La continuité n'était pas seulement dans la forme de l'action, mais dans le contenu de son message. Bolsonaro, comme un tourne-disque cassé (désolé pour la référence antiquaire), a maintenu la simplicité de sa plate-forme tout au long de l'évolution des circonstances. Il a remporté l'élection incarnant la figure de outsider, en tant que champion de l'anti-politique et anti-PT, et a continué au gouvernement à exprimer son mépris et sa colère contre ce qu'il appelle la vieille politique. En amenant Sergio Moro à son ministère, il a attiré le public des lave-autos. Avec Moro, le message du (faux) outsider gagne en consistance, renforçant la réduction du politique à la question morale.

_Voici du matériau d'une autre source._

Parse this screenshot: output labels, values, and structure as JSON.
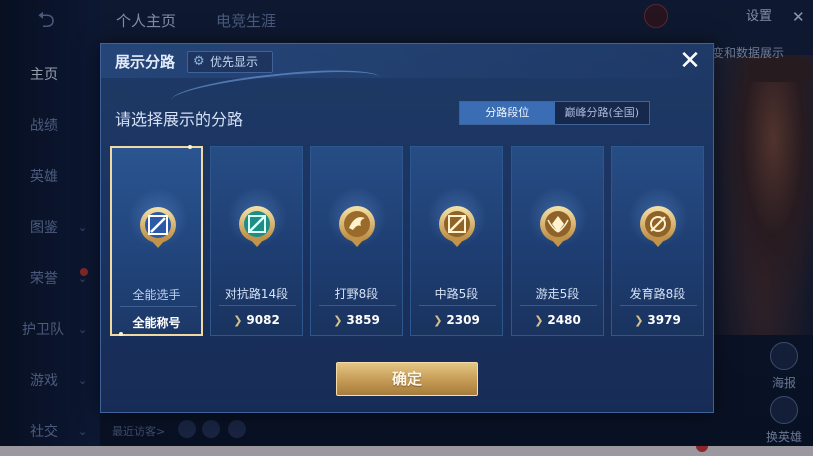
{
  "background": {
    "back_glyph": "⮌",
    "top_tabs": [
      "个人主页",
      "电竞生涯"
    ],
    "nav": [
      {
        "label": "主页",
        "active": true,
        "chevron": false,
        "dot": false
      },
      {
        "label": "战绩",
        "active": false,
        "chevron": false,
        "dot": false
      },
      {
        "label": "英雄",
        "active": false,
        "chevron": false,
        "dot": false
      },
      {
        "label": "图鉴",
        "active": false,
        "chevron": true,
        "dot": false
      },
      {
        "label": "荣誉",
        "active": false,
        "chevron": true,
        "dot": true
      },
      {
        "label": "护卫队",
        "active": false,
        "chevron": true,
        "dot": false
      },
      {
        "label": "游戏",
        "active": false,
        "chevron": true,
        "dot": false
      },
      {
        "label": "社交",
        "active": false,
        "chevron": true,
        "dot": false
      }
    ],
    "settings_label": "设置",
    "close_glyph": "✕",
    "data_display_label": "变和数据展示",
    "side_buttons": [
      {
        "label": "海报"
      },
      {
        "label": "换英雄"
      }
    ],
    "recent_visitors_label": "最近访客>"
  },
  "modal": {
    "title": "展示分路",
    "priority_label": "优先显示",
    "close_glyph": "✕",
    "subtitle": "请选择展示的分路",
    "toggle": {
      "options": [
        "分路段位",
        "巅峰分路(全国)"
      ],
      "active_index": 0
    },
    "cards": [
      {
        "label": "全能选手",
        "score": "全能称号",
        "icon": "all-round-emblem-icon",
        "selected": true,
        "has_chevron": false
      },
      {
        "label": "对抗路14段",
        "score": "9082",
        "icon": "clash-lane-emblem-icon",
        "selected": false,
        "has_chevron": true
      },
      {
        "label": "打野8段",
        "score": "3859",
        "icon": "jungle-emblem-icon",
        "selected": false,
        "has_chevron": true
      },
      {
        "label": "中路5段",
        "score": "2309",
        "icon": "mid-lane-emblem-icon",
        "selected": false,
        "has_chevron": true
      },
      {
        "label": "游走5段",
        "score": "2480",
        "icon": "roam-emblem-icon",
        "selected": false,
        "has_chevron": true
      },
      {
        "label": "发育路8段",
        "score": "3979",
        "icon": "farm-lane-emblem-icon",
        "selected": false,
        "has_chevron": true
      }
    ],
    "score_glyph": "❯",
    "confirm_label": "确定"
  },
  "colors": {
    "accent_gold": "#d8b570",
    "selected_border": "#f1d9a4",
    "toggle_active": "#3a6db4"
  }
}
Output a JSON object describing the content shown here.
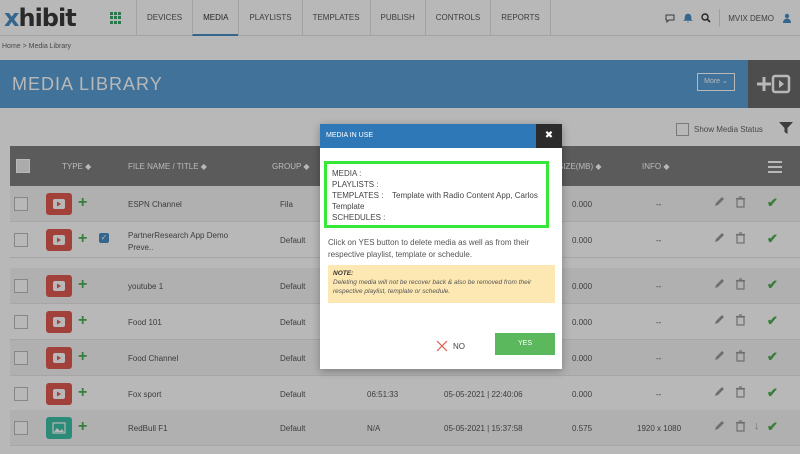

S'imaginant protégé en maintenant la forme et le contenu de sa stratégie politique, Bolsonaro a mis sur pied un gouvernement qui est un véritable sac de chats – associant des olavistes de la bande dite idéologique ; des soldats en pyjama nostalgiques de l'époque de l'AI-5 ; les évangéliques ultraconservateurs ; et néolibéraux radicaux, réunis autour de la figure du ministre Paulo Guedes. Le seul attribut qui unissait ces groupes était négatif, à savoir le manque de compétence pour gérer au minimum l'État brésilien. En un an et demi de gouvernement, ils n'ont produit que destruction et démantèlement. L'incompétence s'est même étendue au ministre de l'économie, dont le rôle combiné avec ses partisans du « marché » était précisément cela : « détruire et démanteler ». Même pas que l'ancien chroniqueur de journaux Le Globe réussi à le faire correctement. Bolsonaro n'a cependant pas semblé ébranlé par l'absence de résultats, tant qu'il a su préserver la stratégie politique qui lui paraissait réussie.

Mais, comme les anciens Grecs le savaient déjà, avec le temps, tout dégénère. Le maintien de la stratégie politique dans l'exercice de la présidence a privé Bolsonaro de la capacité de programmer le Congrès, comme les études du Observatoire législatif brésilien (OLB), un projet dont je suis l'un des coordinateurs, montrent à plusieurs reprises. Comme si certaines des décisions de son gouvernement avaient été annulées par l'Assemblée législative, le pouvoir judiciaire, en particulier la Cour suprême fédérale, a commencé à réagir aux tentatives de Bolsonaro de gouverner malgré l'aristocratie en robe, ou prêchant souvent contre elle. Si les conflits avec les chambres du Congrès ont affecté la gouvernance, ceux avec le pouvoir judiciaire sont allés au-delà de la gouvernance pour cibler des membres proches du groupe de soutien politique du président, dont deux de ses enfants. De plus, au nom de la lutte fausses nouvelles, judiciaire, législatif et médiatique ont commencé à attaquer le réseau de communication alternatif qui a été l'épine dorsale du maintien de la popularité du président.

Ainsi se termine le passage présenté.